Notable judgements written by Plasket in the High Court included Premier of the Eastern Cape v Ntamo, on customary law, and Tripartite Steering Committee v Minister of Basic Education, on the government's constitutional obligations arising from the right to basic education.

=== Appellate matters ===
During his service in the High Court, Plasket was seconded to the Supreme Court of Appeal as an acting judge on multiple occasions. He wrote several reported judgements for the appellate court as an acting judge, including, with Judge Mahomed Navsa, the judgement in City of Johannesburg Metropolitan Municipality v Blue Moonlight Properties (an appeal of Blue Moonlight Properties v Occupiers of Saratoga Avenue), which was upheld in the Constitutional Court in December 2011. He also sat as an acting judge in politically controversial matters, including Democratic Alliance v President, on Menzi Simelane's appointment to the National Prosecuting Authority.

=== Judicial Service Commission interviews ===

The Judicial Service Commission thrice shortlisted and interviewed Plasket as a candidate for possible elevation. On the first occasion, in April 2012, he was one of five candidates for two vacancies on the appellate court. Although he was considered a frontrunner, although the interview panel praised his "impressive CV", and although the Mail & Guardian said that commissioners from opposition parties "appeared enamoured" of him, the Judicial Service Commission did not recommend him for appointment; Xola Petse and Ronnie Pillay were appointed instead, although the Mail & Guardian reported that Plasket was popular among the sitting judges of appeal and that he would be "favoured when future vacancies occur".

One year later, Plasket was interviewed for two new vacancies on the Supreme Court of Appeal. During that interview, which lasted two hours, he was subjected to "brutal" questioning about affirmative action in the judiciary. Afterwards, Nigel Willis and Halima Saldulker were the commission's recommendations for elevation, and commentators were highly critical about the perceived difference in tone during the commission's interview of Willis, who, like Plasket, was a white man. Richard Calland, for example, suggested that the commission was biased against Plasket because of his demonstrated political independence.

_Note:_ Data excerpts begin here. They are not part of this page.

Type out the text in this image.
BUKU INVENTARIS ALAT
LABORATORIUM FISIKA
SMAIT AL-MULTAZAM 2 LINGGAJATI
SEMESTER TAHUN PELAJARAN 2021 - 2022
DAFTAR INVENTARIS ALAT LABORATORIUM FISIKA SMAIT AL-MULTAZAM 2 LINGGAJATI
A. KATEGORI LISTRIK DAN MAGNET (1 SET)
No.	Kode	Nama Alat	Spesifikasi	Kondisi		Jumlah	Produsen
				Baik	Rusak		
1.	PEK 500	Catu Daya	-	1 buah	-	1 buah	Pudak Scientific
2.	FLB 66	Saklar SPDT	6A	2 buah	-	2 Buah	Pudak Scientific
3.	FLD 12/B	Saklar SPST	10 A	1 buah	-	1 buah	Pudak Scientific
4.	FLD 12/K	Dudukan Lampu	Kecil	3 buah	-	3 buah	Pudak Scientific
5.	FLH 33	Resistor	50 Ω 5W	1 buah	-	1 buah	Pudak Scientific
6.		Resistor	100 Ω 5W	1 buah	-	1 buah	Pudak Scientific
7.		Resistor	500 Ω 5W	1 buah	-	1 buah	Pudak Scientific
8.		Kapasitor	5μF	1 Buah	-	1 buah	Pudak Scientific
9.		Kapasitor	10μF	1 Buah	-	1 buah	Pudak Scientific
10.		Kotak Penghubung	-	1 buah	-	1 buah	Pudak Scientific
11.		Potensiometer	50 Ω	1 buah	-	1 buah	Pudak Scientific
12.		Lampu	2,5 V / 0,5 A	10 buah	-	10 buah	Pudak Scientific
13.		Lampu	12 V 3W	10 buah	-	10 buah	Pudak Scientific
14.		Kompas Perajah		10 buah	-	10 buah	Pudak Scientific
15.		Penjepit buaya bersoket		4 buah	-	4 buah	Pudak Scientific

In February 2019, the Judicial Service Commission announced that it had shortlisted Plasket for an appellate appointment for a third time, now as one of nine candidates for five vacancies. During the interview, held in April, he was again questioned about affirmative action, and also about the Blue Moonlight judgement, socioeconomic rights, and land expropriation without compensation; Supreme Court of Appeal President Mandisa Maya complimented him as "a fearless fighter for the disadvantaged" whose "long battle" to ensure social justice in the Eastern Cape had created the perception that he was "an anti-government judge". After the interviews, Plasket was one of the candidates whom the Judicial Service Commission recommended for elevation (alongside Daniel Dlodlo, Caroline Nicholls, Fikile Mokgohloa, and Thokozile Mbatha), and his appointment was confirmed by President Cyril Ramaphosa in June 2019.

== Supreme Court of Appeal: 2019–2022 ==
Plasket served in the Supreme Court of Appeal from 2019 until his retirement in 2022. Notable judgements penned by him included Cash Paymaster Services v Chief Executive Officer of the South African Social Security Agency, on the tender for social grants provision,' and Esau v Minister of Co-Operative Governance and Traditional Affairs, on the legality of the COVID-19 lockdown.

== Later academic appointments ==
After his appointment as a judge, Plasket was a visiting professor at Rhodes University between July 2003 and October 2014; he also served on the university council from 2008 to 2012. In addition to publishing further articles while on the bench, he was involved in several academic journals – the advisory board of Speculum Juris and the editorial boards of African Public Procurement Law Journal and Southern African Public Law – and he was an honorary law professor at the University of KwaZulu-Natal from 2014 to 2016.

== Personal life ==
He is married to Adrienne Carlisle, with whom he has two children.